With a Blues Traveler harmonica that kicks off the opening and fades back to only make the occasional appearance, “Down by the Water” is a surprisingly country-tinged endeavor for the band, right down to Veirs’ vocals replaced by Gillian Welch’s toast-dry, folksy harmony. It’s an interesting addition, but her voice never travels far from Meloy’s and Meloy’s never travels far from the song’s stringently laid-out path. And the song’s laid-out path never travels far itself. Stripped of the Decemberists’ usual imaginative trajectory, it’s bare-bones and chorus-heavy, with the magical-realism-gone-wild replaced by a hinting remorse that’s more akin to the casual-listening-friendly structure and content of any song off, say, Whiskeytown’s Stranger’s Almanac (1997). Often over-run by the frequency of chorus, when the story is present it’s nebulous, difficult to discern, and given a relatively clipped track length. It’s all over before I’ve grasped it, with very little enticing me back for a second go.

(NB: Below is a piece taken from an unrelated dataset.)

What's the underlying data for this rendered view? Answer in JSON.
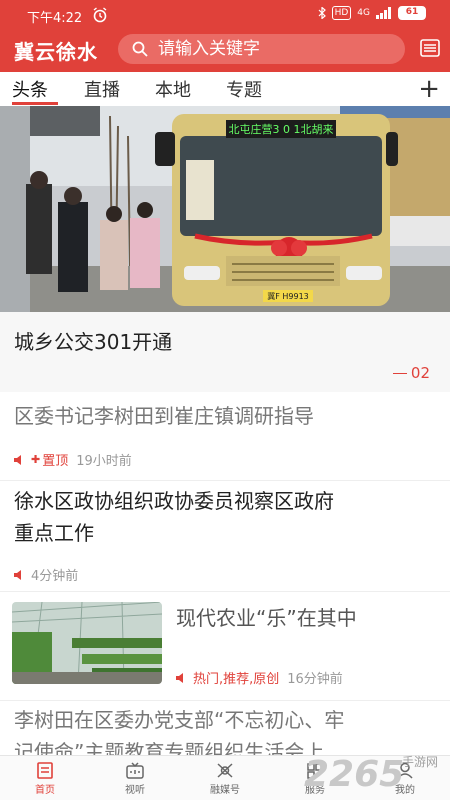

Their sense of showmanship has always taken a front seat. It was always different and it was always so crammed full of imagery; it was hard to not be drawn in at least by Meloy’s vocab calisthenics. In trimming back in that sense, as well as in every other sense, they’ve possibly swung too far in the extremes, from the under-edited to the over-edited, especially considering their least-edited and egregiously indulgent operetta that was, previously released, Hazards of Love. They seem contrastingly corralled by the chorus and verse, vocals never trickling over or blatantly gunning for extra verbiage. Meloy’s kind of handed his band’s identity over to his guests—though this also gives way to the one refreshing turn I can pinpoint for the Decemberists.
Though the loss of content, loss of story, and sense of two-dimensionality is surprising, there is the nice addition of a deflated sense of Meloy’s normally puffed-up hubris—he even seems to vocally rub his own nose in the dirt on the odd key shifts in his voice, sounding a little more rough-hewn than in the past. A little more world-weary. While the song is sadly what comes off as a would-be filler track on any of their former albums (had they been thrust into country territory), the element that is Meloy himself I’m finding more digestible than ever. Whether or not it’s possible to have a digestible Meloy and an interesting Meloy co-exist in the same song remains to be seen. And is reason enough to maybe hold out hope for The King is Dead.